But Juncker’s centre-right EPP group are unlikely to let that happen.
“If Juncker is rejected, a new EPP candidate will be proposed as it is the biggest group," Danuta Huebner, a Polish MEP and former EU commissioner, who sits on the EPP’s bureau, told EUobserver.
Schulz’s team see a key economic or foreign affairs portfolio, together with the title of vice-president of the EU executive, as the best consolation prize.
But German Chancellor Angela Merkel is also resisting the request of her Social Democrat coalition partners to have Schulz as her country’s next EU commissioner, according to German media.
"Schulz as German commissioner is out of the question, the SPD has enough ministerial posts for a 25-percent-party," Hans-Peter Freidrich, a Bavarian member of Merkel's coalition, told Der Spiegel.

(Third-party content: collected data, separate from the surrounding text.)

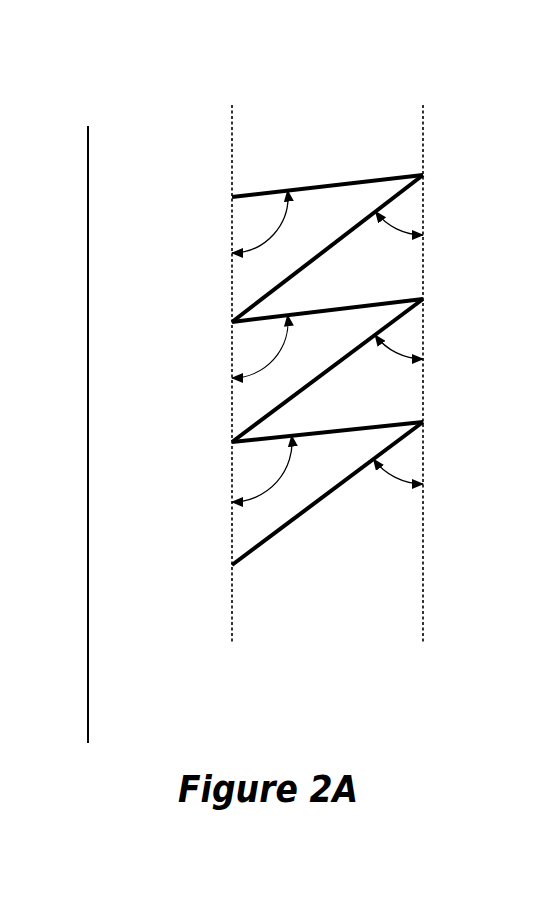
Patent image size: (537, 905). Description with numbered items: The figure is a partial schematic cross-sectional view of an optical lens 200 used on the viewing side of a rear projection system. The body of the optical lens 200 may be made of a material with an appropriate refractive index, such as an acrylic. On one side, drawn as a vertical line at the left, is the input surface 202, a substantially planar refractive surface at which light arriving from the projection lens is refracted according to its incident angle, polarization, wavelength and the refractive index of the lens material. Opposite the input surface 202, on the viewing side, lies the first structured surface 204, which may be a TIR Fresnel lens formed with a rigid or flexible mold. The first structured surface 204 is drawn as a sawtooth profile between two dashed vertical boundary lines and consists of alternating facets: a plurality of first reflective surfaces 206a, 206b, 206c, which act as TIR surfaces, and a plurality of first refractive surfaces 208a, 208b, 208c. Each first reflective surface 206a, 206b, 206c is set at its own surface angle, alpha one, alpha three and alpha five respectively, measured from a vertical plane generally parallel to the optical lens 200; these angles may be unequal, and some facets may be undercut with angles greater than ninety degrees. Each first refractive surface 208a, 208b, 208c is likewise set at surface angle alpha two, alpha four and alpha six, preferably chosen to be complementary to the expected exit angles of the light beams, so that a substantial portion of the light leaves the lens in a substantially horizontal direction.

The optical lens 200 is at (199, 68).
The input surface 202 is at (87, 152).
The first structured surface 204 is at (371, 118).
The first reflective surface 206a is at (247, 197).
The first reflective surface 206b is at (248, 320).
The first reflective surface 206c is at (248, 441).
The first refractive surface 208a is at (315, 259).
The first refractive surface 208b is at (311, 386).
The first refractive surface 208c is at (294, 521).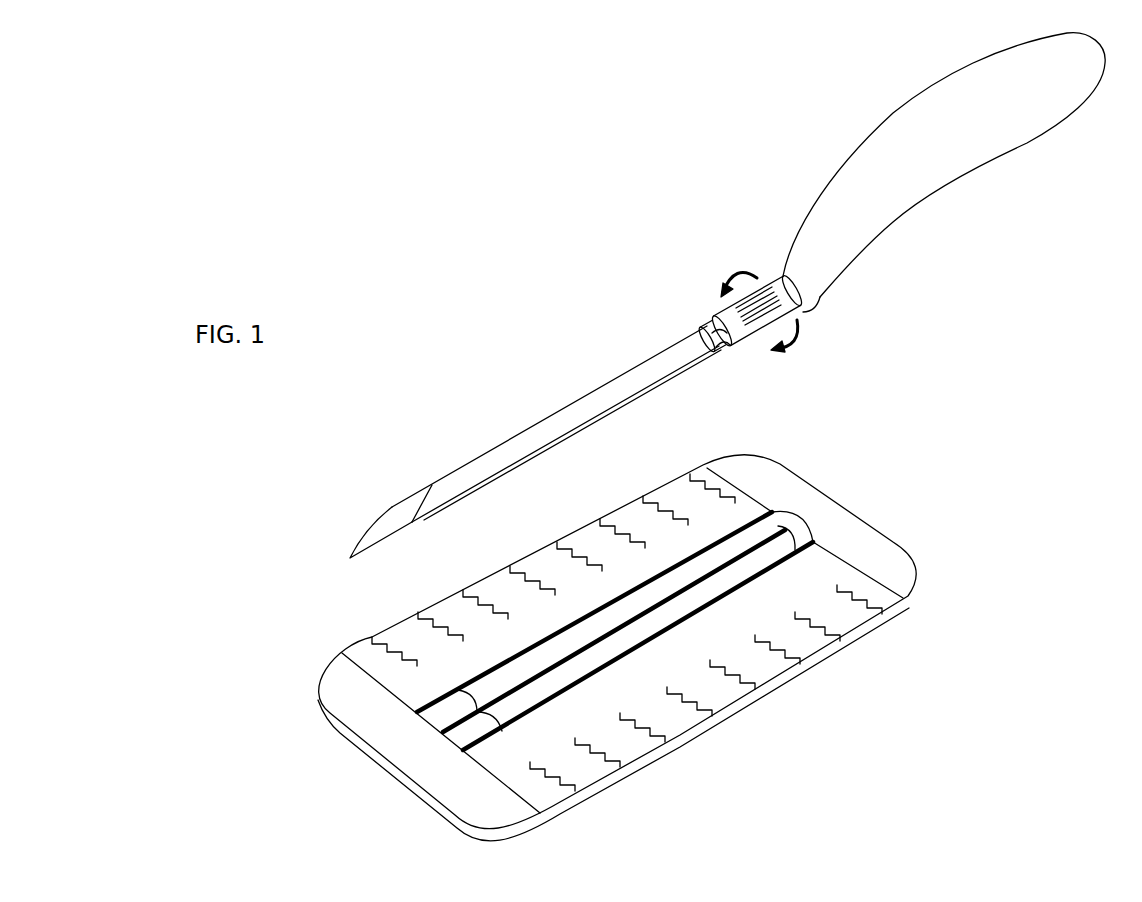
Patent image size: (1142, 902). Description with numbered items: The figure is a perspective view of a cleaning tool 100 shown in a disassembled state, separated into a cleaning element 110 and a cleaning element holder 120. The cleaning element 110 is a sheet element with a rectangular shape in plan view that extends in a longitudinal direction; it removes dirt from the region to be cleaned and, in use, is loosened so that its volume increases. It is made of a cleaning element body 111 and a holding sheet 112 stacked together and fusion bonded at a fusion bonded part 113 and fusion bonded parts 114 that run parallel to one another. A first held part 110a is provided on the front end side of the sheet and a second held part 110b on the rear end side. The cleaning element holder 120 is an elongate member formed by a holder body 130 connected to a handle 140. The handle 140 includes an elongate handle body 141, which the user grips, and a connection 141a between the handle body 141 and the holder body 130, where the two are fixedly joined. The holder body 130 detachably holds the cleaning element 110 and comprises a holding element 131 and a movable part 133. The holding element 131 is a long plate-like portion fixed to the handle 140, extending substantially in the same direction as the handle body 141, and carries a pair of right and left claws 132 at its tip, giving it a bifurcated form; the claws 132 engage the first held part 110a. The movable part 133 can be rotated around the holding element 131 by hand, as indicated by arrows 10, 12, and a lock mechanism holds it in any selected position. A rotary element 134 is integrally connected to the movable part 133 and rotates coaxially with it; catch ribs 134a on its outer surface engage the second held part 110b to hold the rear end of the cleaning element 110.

In the Parliament, to which Schulz was elected at the top of the German Social Democrat party list at last month’s elections, his prospects look little better.
Schulz has been the EU assembly’s President since 2012, following an eight year stint as leader of the Socialist group, and was formally appointed as the acting leader of the Socialist MEPs at a meeting of delegation leaders last week. The move means Schulz will lead negotiations with the centre-right EPP and the Parliament’s other political groups.
But at a fractious meeting, Schulz was told by his group, led by the French, Spanish and British delegations, that he must vacate the post in early July. He is not regarded as a likely candidate to retain the Parliament presidency.
Schulz has “lost some of his power base in the group,” a Parliament source told this website.
Gianni Pitella is emerging as likely to become the next leader of the Socialists. The strong performance of Italian PM Matteo Renzi’s centre-left Democratic party, which claimed 31 seats, makes it the largest delegation in the 190-MEP strong group, ahead of the German delegation and the British Labour party.
Group sources suggest the centre-left group will not elect its new leader until the Parliament’s second Strasbourg session in mid-July.
Intensive horse-trading for the Parliament’s top jobs will dominate the coming weeks. The next Parliament president is due to be elected on 2 July when deputies gather in Strasbourg to formally take up their seats at the assembly’s post-election constitutive session.